Während des Aufenthalts in Thüringen finden auch Bildungsausflüge zu geschichtlichen, europapolitischen und kulturellen „Lernorten“ wie dem Europaparlament in Brüssel oder auch eine Sprechstunde mit dem Europaabgeordneten Dr. Dieter Koch in Straßburg statt, um anschließend in der Gruppe intensive und praktische Auseinandersetzungen und Diskussionen führen zu können. Die Freiwillige Irene Schenk bringt es auf den Punkt: „Denn wo außerhalb, zu Hause oder unter Freunden, findet man so viele Gleichgesinnte, die alle dasselbe ausgeführt und dennoch etwas ganz anderes erlebt haben?“
Die Ungarin Livia Pelyhes hat im Juni 2011 ihren Freiwilligendienst in der EJBW beendet. Die studierte Germanistin aus Budapest kam nach Deutschland, um ihre Sprachkenntnisse zu verbessern, eine politische Bildungseinrichtung für Jungendliche kennen zu lernen und aus „Interesse an den Problemen unserer Generation“, wie sie in ihrem Motivationsbrief schrieb. Besonders interessieren sie Methoden der Toleranz- und Demokratieentwicklung, da sie Übergriffe gegenüber Roma, die sich seit 2008 in Ungarn häufen, Jugendbildungsmaßnahmen und Möglichkeiten für Freiwilligendienste in Ungarn vermisst. Vom Projekt „Scanning Europe“ hat sie von Freunden erfahren, die bereits in Portugal und Italien als EU-Freiwillige tätig waren. Livia schätzt an dem Weimarer Modell, die regelmäßigen Treffen in der Gruppe mit anderen Freiwilligen, denn hier kann sie sich über die Arbeit in der Einsatzstelle austauschen und neue Freunde kennen lernen, die sie künftig in verschiedene Länder führen werden. In einem interkulturellen Seminar beispielsweise konnte Livia ihre Vorurteile gegenüber Italienern abbauen und lernte Deutschland als sehr unterschiedlich in Bezug auf kulturelle Besonderheiten kennen.

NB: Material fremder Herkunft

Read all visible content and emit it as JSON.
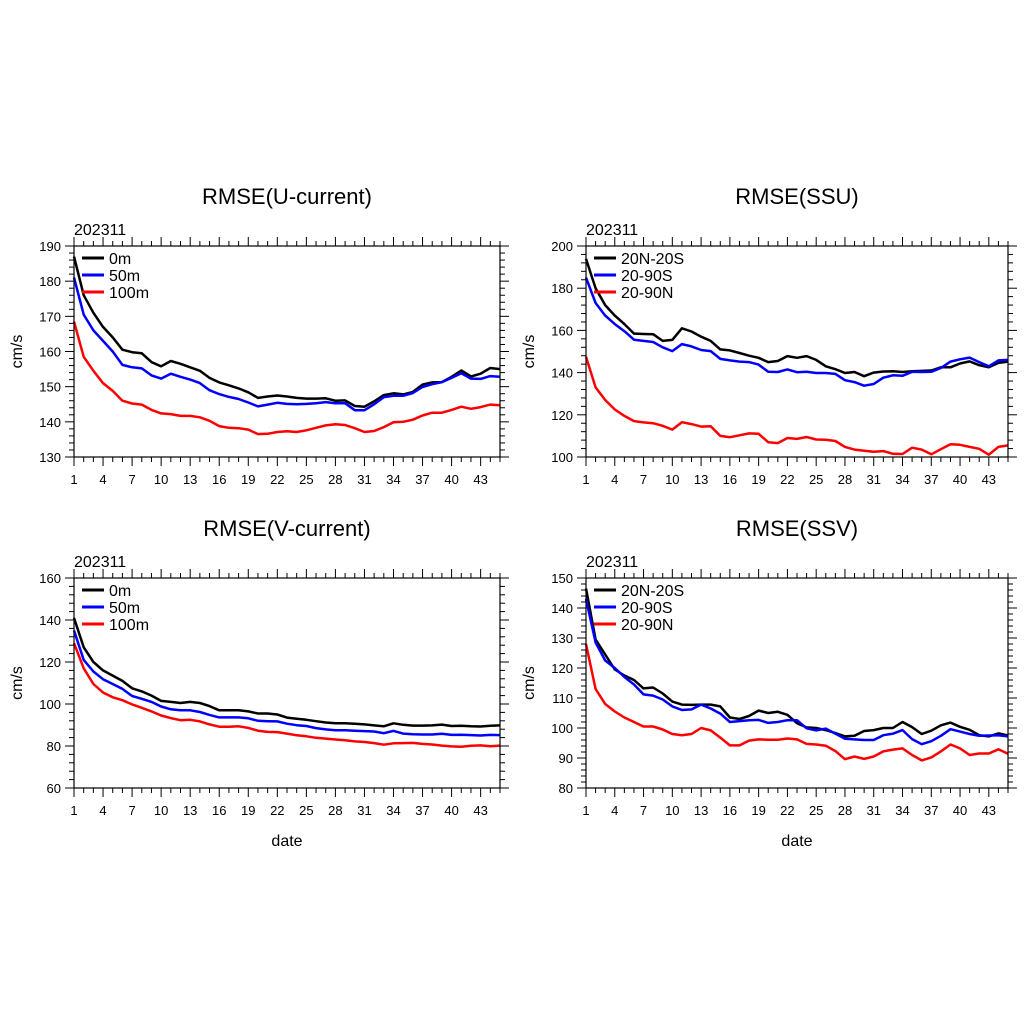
{
  "chart_data": [
    {
      "type": "line",
      "title": "RMSE(U-current)",
      "subtitle": "202311",
      "xlabel": "",
      "ylabel": "cm/s",
      "x": [
        1,
        2,
        3,
        4,
        5,
        6,
        7,
        8,
        9,
        10,
        11,
        12,
        13,
        14,
        15,
        16,
        17,
        18,
        19,
        20,
        21,
        22,
        23,
        24,
        25,
        26,
        27,
        28,
        29,
        30,
        31,
        32,
        33,
        34,
        35,
        36,
        37,
        38,
        39,
        40,
        41,
        42,
        43,
        44,
        45
      ],
      "xlim": [
        1,
        45
      ],
      "xticks": [
        1,
        4,
        7,
        10,
        13,
        16,
        19,
        22,
        25,
        28,
        31,
        34,
        37,
        40,
        43
      ],
      "ylim": [
        130,
        190
      ],
      "yticks": [
        130,
        140,
        150,
        160,
        170,
        180,
        190
      ],
      "legend": "top-left",
      "series": [
        {
          "name": "0m",
          "color": "#000000",
          "values": [
            187,
            176,
            171,
            167,
            164,
            160.5,
            159.8,
            159.5,
            157,
            155.8,
            157.3,
            156.5,
            155.5,
            154.5,
            152.5,
            151.2,
            150.4,
            149.5,
            148.4,
            146.8,
            147.2,
            147.5,
            147.2,
            146.8,
            146.6,
            146.6,
            146.7,
            146,
            146.1,
            144.5,
            144.3,
            145.8,
            147.6,
            148.1,
            147.8,
            148.5,
            150.6,
            151.2,
            151.3,
            152.8,
            154.6,
            152.9,
            153.7,
            155.3,
            155
          ]
        },
        {
          "name": "50m",
          "color": "#0000ff",
          "values": [
            181,
            170.5,
            166,
            163,
            160,
            156.2,
            155.5,
            155.2,
            153.2,
            152.3,
            153.7,
            152.8,
            152,
            151,
            149,
            147.9,
            147.1,
            146.5,
            145.5,
            144.4,
            144.9,
            145.4,
            145.1,
            145,
            145.1,
            145.3,
            145.6,
            145.3,
            145.3,
            143.3,
            143.3,
            145,
            147,
            147.4,
            147.4,
            148.2,
            149.9,
            150.7,
            151.3,
            152.5,
            153.8,
            152.3,
            152.2,
            153,
            152.8
          ]
        },
        {
          "name": "100m",
          "color": "#ff0000",
          "values": [
            168.5,
            158.5,
            154.5,
            151,
            148.8,
            146,
            145.2,
            144.9,
            143.4,
            142.4,
            142.2,
            141.7,
            141.7,
            141.3,
            140.3,
            138.8,
            138.3,
            138.2,
            137.8,
            136.5,
            136.6,
            137.1,
            137.3,
            137.1,
            137.6,
            138.3,
            139,
            139.3,
            139.1,
            138.2,
            137.1,
            137.4,
            138.5,
            139.9,
            140,
            140.6,
            141.8,
            142.6,
            142.6,
            143.4,
            144.3,
            143.7,
            144.2,
            144.9,
            144.7
          ]
        }
      ]
    },
    {
      "type": "line",
      "title": "RMSE(SSU)",
      "subtitle": "202311",
      "xlabel": "",
      "ylabel": "cm/s",
      "x": [
        1,
        2,
        3,
        4,
        5,
        6,
        7,
        8,
        9,
        10,
        11,
        12,
        13,
        14,
        15,
        16,
        17,
        18,
        19,
        20,
        21,
        22,
        23,
        24,
        25,
        26,
        27,
        28,
        29,
        30,
        31,
        32,
        33,
        34,
        35,
        36,
        37,
        38,
        39,
        40,
        41,
        42,
        43,
        44,
        45
      ],
      "xlim": [
        1,
        45
      ],
      "xticks": [
        1,
        4,
        7,
        10,
        13,
        16,
        19,
        22,
        25,
        28,
        31,
        34,
        37,
        40,
        43
      ],
      "ylim": [
        100,
        200
      ],
      "yticks": [
        100,
        120,
        140,
        160,
        180,
        200
      ],
      "legend": "top-left",
      "series": [
        {
          "name": "20N-20S",
          "color": "#000000",
          "values": [
            194,
            180,
            172,
            167,
            163,
            158.5,
            158.3,
            158.2,
            155,
            155.5,
            161,
            159.5,
            157,
            155,
            151,
            150.5,
            149.3,
            148,
            147,
            145,
            145.5,
            147.8,
            147,
            147.8,
            146,
            143,
            141.6,
            139.8,
            140.3,
            138.3,
            140,
            140.5,
            140.6,
            140.3,
            140.6,
            140.8,
            141,
            142.5,
            142.5,
            144.3,
            145.3,
            143.5,
            142.5,
            144.6,
            145.2
          ]
        },
        {
          "name": "20-90S",
          "color": "#0000ff",
          "values": [
            185,
            173,
            167,
            163,
            159.6,
            155.6,
            155,
            154.5,
            152,
            150.2,
            153.5,
            152.4,
            150.7,
            150.2,
            146.5,
            145.8,
            145.2,
            145,
            143.8,
            140.4,
            140.3,
            141.5,
            140.2,
            140.4,
            139.8,
            139.8,
            139.4,
            136.4,
            135.5,
            133.8,
            134.6,
            137.6,
            138.7,
            138.5,
            140.4,
            140.3,
            140.4,
            142.2,
            145.2,
            146.3,
            147.1,
            145,
            143,
            145.8,
            146
          ]
        },
        {
          "name": "20-90N",
          "color": "#ff0000",
          "values": [
            147.5,
            133,
            127,
            122.5,
            119.5,
            117,
            116.4,
            116,
            114.8,
            113,
            116.5,
            115.6,
            114.4,
            114.6,
            110,
            109.4,
            110.3,
            111.2,
            111,
            107,
            106.6,
            109,
            108.6,
            109.5,
            108.3,
            108.2,
            107.6,
            104.8,
            103.5,
            103,
            102.5,
            102.8,
            101.5,
            101.4,
            104.4,
            103.5,
            101.3,
            103.7,
            106,
            105.8,
            104.8,
            103.9,
            101.1,
            104.8,
            105.5
          ]
        }
      ]
    },
    {
      "type": "line",
      "title": "RMSE(V-current)",
      "subtitle": "202311",
      "xlabel": "date",
      "ylabel": "cm/s",
      "x": [
        1,
        2,
        3,
        4,
        5,
        6,
        7,
        8,
        9,
        10,
        11,
        12,
        13,
        14,
        15,
        16,
        17,
        18,
        19,
        20,
        21,
        22,
        23,
        24,
        25,
        26,
        27,
        28,
        29,
        30,
        31,
        32,
        33,
        34,
        35,
        36,
        37,
        38,
        39,
        40,
        41,
        42,
        43,
        44,
        45
      ],
      "xlim": [
        1,
        45
      ],
      "xticks": [
        1,
        4,
        7,
        10,
        13,
        16,
        19,
        22,
        25,
        28,
        31,
        34,
        37,
        40,
        43
      ],
      "ylim": [
        60,
        160
      ],
      "yticks": [
        60,
        80,
        100,
        120,
        140,
        160
      ],
      "legend": "top-left",
      "series": [
        {
          "name": "0m",
          "color": "#000000",
          "values": [
            141,
            127,
            120,
            116,
            113.5,
            111,
            107.5,
            106,
            104,
            101.5,
            101,
            100.5,
            101,
            100.5,
            99,
            97,
            97,
            97,
            96.5,
            95.5,
            95.5,
            95,
            93.5,
            93,
            92.5,
            91.8,
            91.2,
            90.8,
            90.8,
            90.6,
            90.3,
            89.8,
            89.4,
            90.8,
            90.1,
            89.7,
            89.7,
            89.8,
            90.2,
            89.5,
            89.6,
            89.4,
            89.3,
            89.6,
            89.8
          ]
        },
        {
          "name": "50m",
          "color": "#0000ff",
          "values": [
            135,
            121,
            115.5,
            111.8,
            109.5,
            107.2,
            103.8,
            102.5,
            101,
            98.8,
            97.5,
            97,
            97,
            96.2,
            94.8,
            93.6,
            93.6,
            93.6,
            93.2,
            92,
            91.8,
            91.7,
            90.6,
            89.9,
            89.5,
            88.5,
            87.9,
            87.5,
            87.5,
            87.3,
            87.1,
            86.9,
            86.1,
            87.2,
            85.9,
            85.6,
            85.5,
            85.5,
            85.8,
            85.3,
            85.4,
            85.2,
            85,
            85.3,
            85.2
          ]
        },
        {
          "name": "100m",
          "color": "#ff0000",
          "values": [
            129,
            117,
            109.5,
            105.5,
            103.2,
            101.8,
            99.8,
            98.2,
            96.5,
            94.5,
            93.3,
            92.3,
            92.5,
            91.7,
            90.3,
            89.2,
            89.2,
            89.4,
            88.6,
            87.3,
            86.7,
            86.6,
            85.9,
            85.1,
            84.6,
            83.9,
            83.5,
            83.1,
            82.7,
            82.2,
            81.9,
            81.4,
            80.6,
            81.3,
            81.4,
            81.5,
            81,
            80.7,
            80.2,
            79.8,
            79.6,
            80.1,
            80.3,
            79.9,
            80.2
          ]
        }
      ]
    },
    {
      "type": "line",
      "title": "RMSE(SSV)",
      "subtitle": "202311",
      "xlabel": "date",
      "ylabel": "cm/s",
      "x": [
        1,
        2,
        3,
        4,
        5,
        6,
        7,
        8,
        9,
        10,
        11,
        12,
        13,
        14,
        15,
        16,
        17,
        18,
        19,
        20,
        21,
        22,
        23,
        24,
        25,
        26,
        27,
        28,
        29,
        30,
        31,
        32,
        33,
        34,
        35,
        36,
        37,
        38,
        39,
        40,
        41,
        42,
        43,
        44,
        45
      ],
      "xlim": [
        1,
        45
      ],
      "xticks": [
        1,
        4,
        7,
        10,
        13,
        16,
        19,
        22,
        25,
        28,
        31,
        34,
        37,
        40,
        43
      ],
      "ylim": [
        80,
        150
      ],
      "yticks": [
        80,
        90,
        100,
        110,
        120,
        130,
        140,
        150
      ],
      "legend": "top-left",
      "series": [
        {
          "name": "20N-20S",
          "color": "#000000",
          "values": [
            146.5,
            129.5,
            124.5,
            119.5,
            117.5,
            116,
            113.2,
            113.5,
            111.5,
            108.8,
            107.8,
            107.7,
            107.8,
            107.8,
            107.2,
            103.5,
            103,
            104,
            105.8,
            105,
            105.4,
            104.4,
            101.6,
            100.2,
            100,
            99.3,
            98.3,
            97.2,
            97.4,
            99,
            99.3,
            100,
            100,
            102,
            100.3,
            98,
            99.1,
            100.9,
            101.8,
            100.4,
            99.4,
            97.6,
            97.2,
            98.2,
            97.5
          ]
        },
        {
          "name": "20-90S",
          "color": "#0000ff",
          "values": [
            143,
            128.5,
            122.5,
            120,
            117,
            114.5,
            111.2,
            110.8,
            109.5,
            107.2,
            106,
            106.2,
            107.8,
            106.5,
            104.8,
            102,
            102.3,
            102.6,
            102.7,
            101.7,
            102,
            102.6,
            102.6,
            99.9,
            99.2,
            99.8,
            98.1,
            96.4,
            96.2,
            96,
            96,
            97.6,
            98.1,
            99.3,
            96.3,
            94.6,
            95.6,
            97.4,
            99.6,
            98.8,
            98,
            97.4,
            97.5,
            97.6,
            97.2
          ]
        },
        {
          "name": "20-90N",
          "color": "#ff0000",
          "values": [
            128,
            113,
            108,
            105.5,
            103.5,
            102,
            100.5,
            100.5,
            99.5,
            98,
            97.6,
            98,
            100,
            99.2,
            96.8,
            94.2,
            94.2,
            95.8,
            96.2,
            96.1,
            96.1,
            96.5,
            96.2,
            94.7,
            94.5,
            94.1,
            92.3,
            89.6,
            90.5,
            89.7,
            90.5,
            92.2,
            92.8,
            93.2,
            91,
            89.2,
            90.2,
            92.2,
            94.5,
            93.2,
            91,
            91.5,
            91.5,
            92.9,
            91.4
          ]
        }
      ]
    }
  ]
}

Ihre Zukunft in Deutschland hat Livia auf fünf Jahre begrenzt, davon will sie zwei Jahre in Berlin verbringen, um Kulturmanagement an der Humboldt-Universität zu studieren.
Livias Zeit in Thüringen war Lehr- und Wanderjahr, persönliches und berufliches Erfahrungsjahr, Kultur- und Bildungsjahr in einem – ganz so heterogen wie es Europa auch ist. Auf die Frage „Was ist Europa?“ bzw. „Was wird Europa?“ finden sich ebenso viele Antworten wie auf die Frage „Was wird Thüringen?“ und das ist gut so. Livia hat ein kleines Puzzelteil hinzugefügt.